Biography of Luang Pho Sanit, Wat Lam Bua Loy
Birth name: Sanit Mipong • Born 28 April 1925, Ban Bang Kung, Si Maha Phot, Prachin Buri • Ordained at Wat Tha Rue at age 23, monastic name Yasintharo
In the lowland fields of Prachin Buri, the boy named Sanit Mipong learned early what endurance feels like. Work was plain, expectations were modest, and the local temple set the rhythm of the day. By twenty-three he entered the robe at Wat Tha Rue, receiving the monastic name Yasintharo. From the first weeks, he chose the narrow path: little speech, simple requisites, and a commitment to the Vinaya that did not bend around convenience.
At Wat Lam Bua Loy he became known for an ascetic practice that did not advertise itself. He took to tudong pilgrimages season after season, living lightly and refusing to accumulate more than he needed. Villagers remember a monk who treated everyone the same—rice farmers, merchants, soldiers—listening first, advising without theatrics. Behind that gentleness was a craftsman’s mind: he studied traditional medicine, protective formulas, and the careful preparation of sacred objects, always with the sense that what matters is intention steady enough to hold a blessing.
Stories gathered around him, told without exaggeration by people who otherwise had no taste for marvels: that he sometimes seemed to know a visitor was coming before footsteps reached the gate; that when he promised help, the promise was kept like a vow. None of this made him aloof. If anything, the more people tried to praise him, the more he stepped to the side and pointed back to practice—keep precepts, cultivate patience, meet the day with a clean heart.
Sacred Works and Iconography
Among his sacred works, two lines became closely associated with his name. The first were the turtle “house” pieces (Phaya Tao Ruean), carved from stone in sizes that ranged from pendants to small household figures. Their form echoed ancient tales of the Bodhisattva as a turtle: patient strength, shelter carried within. People who wore or kept them at shopfronts spoke of quiet metta at work—better fortune in trade, a steadier stream of customers, and, in rare cases, the appearance of tiny relics on the surface. Some even told of pieces that seemed to shift their facing on their own after prayers, as if they were aligning themselves to bless the room.

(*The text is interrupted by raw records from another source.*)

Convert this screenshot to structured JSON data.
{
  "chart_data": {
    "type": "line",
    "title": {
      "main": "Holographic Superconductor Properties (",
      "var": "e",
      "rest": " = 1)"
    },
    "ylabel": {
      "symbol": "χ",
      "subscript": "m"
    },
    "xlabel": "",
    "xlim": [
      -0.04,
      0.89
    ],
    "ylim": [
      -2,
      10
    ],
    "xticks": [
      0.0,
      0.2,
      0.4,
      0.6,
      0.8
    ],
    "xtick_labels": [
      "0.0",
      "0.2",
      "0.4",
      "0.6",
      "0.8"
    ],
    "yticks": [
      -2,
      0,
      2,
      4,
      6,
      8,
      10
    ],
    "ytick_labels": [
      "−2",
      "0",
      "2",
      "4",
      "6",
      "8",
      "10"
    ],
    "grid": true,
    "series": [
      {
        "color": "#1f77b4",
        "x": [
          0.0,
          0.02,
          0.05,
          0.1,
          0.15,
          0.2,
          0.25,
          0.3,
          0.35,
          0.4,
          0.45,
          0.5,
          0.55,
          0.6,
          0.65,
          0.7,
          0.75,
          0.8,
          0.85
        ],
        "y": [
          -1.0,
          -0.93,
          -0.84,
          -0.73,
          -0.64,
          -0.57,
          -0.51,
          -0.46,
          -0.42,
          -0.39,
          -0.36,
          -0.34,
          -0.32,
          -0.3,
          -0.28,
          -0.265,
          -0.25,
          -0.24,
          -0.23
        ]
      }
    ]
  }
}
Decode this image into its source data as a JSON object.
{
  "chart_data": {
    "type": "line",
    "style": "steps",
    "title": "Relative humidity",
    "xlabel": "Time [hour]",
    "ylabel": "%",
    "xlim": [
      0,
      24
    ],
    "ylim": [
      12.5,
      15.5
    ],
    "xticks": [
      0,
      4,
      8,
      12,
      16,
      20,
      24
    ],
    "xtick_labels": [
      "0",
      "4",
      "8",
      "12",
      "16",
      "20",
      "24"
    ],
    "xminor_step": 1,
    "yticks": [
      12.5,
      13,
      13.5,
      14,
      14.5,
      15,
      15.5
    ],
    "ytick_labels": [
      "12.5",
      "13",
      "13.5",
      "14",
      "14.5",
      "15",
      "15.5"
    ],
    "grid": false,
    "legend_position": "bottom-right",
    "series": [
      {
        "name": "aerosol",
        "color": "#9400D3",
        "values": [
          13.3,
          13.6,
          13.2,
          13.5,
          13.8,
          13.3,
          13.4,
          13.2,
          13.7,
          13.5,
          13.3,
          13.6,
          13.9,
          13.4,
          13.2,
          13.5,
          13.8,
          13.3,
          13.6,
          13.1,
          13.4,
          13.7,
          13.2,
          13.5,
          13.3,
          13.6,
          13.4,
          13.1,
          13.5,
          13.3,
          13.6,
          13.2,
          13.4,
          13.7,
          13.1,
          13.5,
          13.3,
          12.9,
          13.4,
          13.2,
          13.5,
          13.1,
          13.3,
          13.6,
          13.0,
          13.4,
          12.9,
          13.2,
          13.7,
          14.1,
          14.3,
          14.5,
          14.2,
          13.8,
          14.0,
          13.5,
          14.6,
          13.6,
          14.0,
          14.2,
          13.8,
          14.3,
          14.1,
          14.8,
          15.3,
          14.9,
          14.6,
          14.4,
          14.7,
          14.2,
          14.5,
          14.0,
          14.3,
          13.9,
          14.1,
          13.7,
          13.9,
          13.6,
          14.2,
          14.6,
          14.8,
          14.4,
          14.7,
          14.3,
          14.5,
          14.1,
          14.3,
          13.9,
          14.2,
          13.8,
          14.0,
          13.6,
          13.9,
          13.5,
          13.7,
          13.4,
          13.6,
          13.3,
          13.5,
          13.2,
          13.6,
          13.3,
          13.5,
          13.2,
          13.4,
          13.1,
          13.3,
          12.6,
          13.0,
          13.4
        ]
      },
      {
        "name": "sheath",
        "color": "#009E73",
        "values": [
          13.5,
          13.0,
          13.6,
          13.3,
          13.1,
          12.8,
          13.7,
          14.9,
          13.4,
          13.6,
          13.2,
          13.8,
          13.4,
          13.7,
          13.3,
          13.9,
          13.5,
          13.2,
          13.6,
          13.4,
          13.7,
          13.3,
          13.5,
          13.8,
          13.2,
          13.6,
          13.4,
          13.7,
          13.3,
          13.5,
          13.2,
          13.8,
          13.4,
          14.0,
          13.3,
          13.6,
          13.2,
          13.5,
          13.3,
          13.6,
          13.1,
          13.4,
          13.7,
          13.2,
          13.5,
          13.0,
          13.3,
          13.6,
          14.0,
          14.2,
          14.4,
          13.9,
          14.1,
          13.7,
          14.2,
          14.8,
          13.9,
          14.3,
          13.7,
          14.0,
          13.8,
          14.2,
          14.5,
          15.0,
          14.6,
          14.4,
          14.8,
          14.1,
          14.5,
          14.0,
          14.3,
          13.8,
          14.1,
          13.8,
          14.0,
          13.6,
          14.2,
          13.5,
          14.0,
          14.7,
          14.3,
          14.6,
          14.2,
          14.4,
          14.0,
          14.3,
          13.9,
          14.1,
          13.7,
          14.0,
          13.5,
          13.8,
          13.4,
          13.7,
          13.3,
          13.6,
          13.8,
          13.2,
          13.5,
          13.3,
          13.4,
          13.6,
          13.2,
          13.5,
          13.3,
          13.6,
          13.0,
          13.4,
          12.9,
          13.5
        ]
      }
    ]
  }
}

The second were his crocodile amulets (Phaya Jorakhae), a first edition cast in lead in 1966 with the “Isawasu Nama Pa Tha” yantra engraved beneath. He made them as protective pieces for soldiers and police, giving a short instruction to keep the mantra “I Swa Su” close to the breath when danger pressed near. Their language reaches back to the legend of Phaya Kumphi, lord of aquatic creatures—an earlier life of the Buddha that became a teaching on fearlessness. He learned the crocodile lore from his uncle, Luang Lung Seng, and kept the rituals tight. Old disciples recount extraordinary rites in which wooden or stone crocodiles, after prolonged chanting, were said to take on a breath of life—an image less of magic than of the mind’s power when concentrated and aligned.
Passing and Remembrance
Luang Pho Sanit passed away on 14 March 1999, aged 74, after 51 years in the monkhood. For a time his body rested undecayed in a glass coffin, and disciples reported that strands of hair had transformed into relics before the final cremation. The stories do not end there: amulets are still worn, the turtle figures still placed above shop altars, and his direct manner of counsel quietly passed from elder devotees to the young. If there is a summary to his life, it is not a single miracle but a habit—doing the next right thing with care, until the ordinary becomes the field of blessing.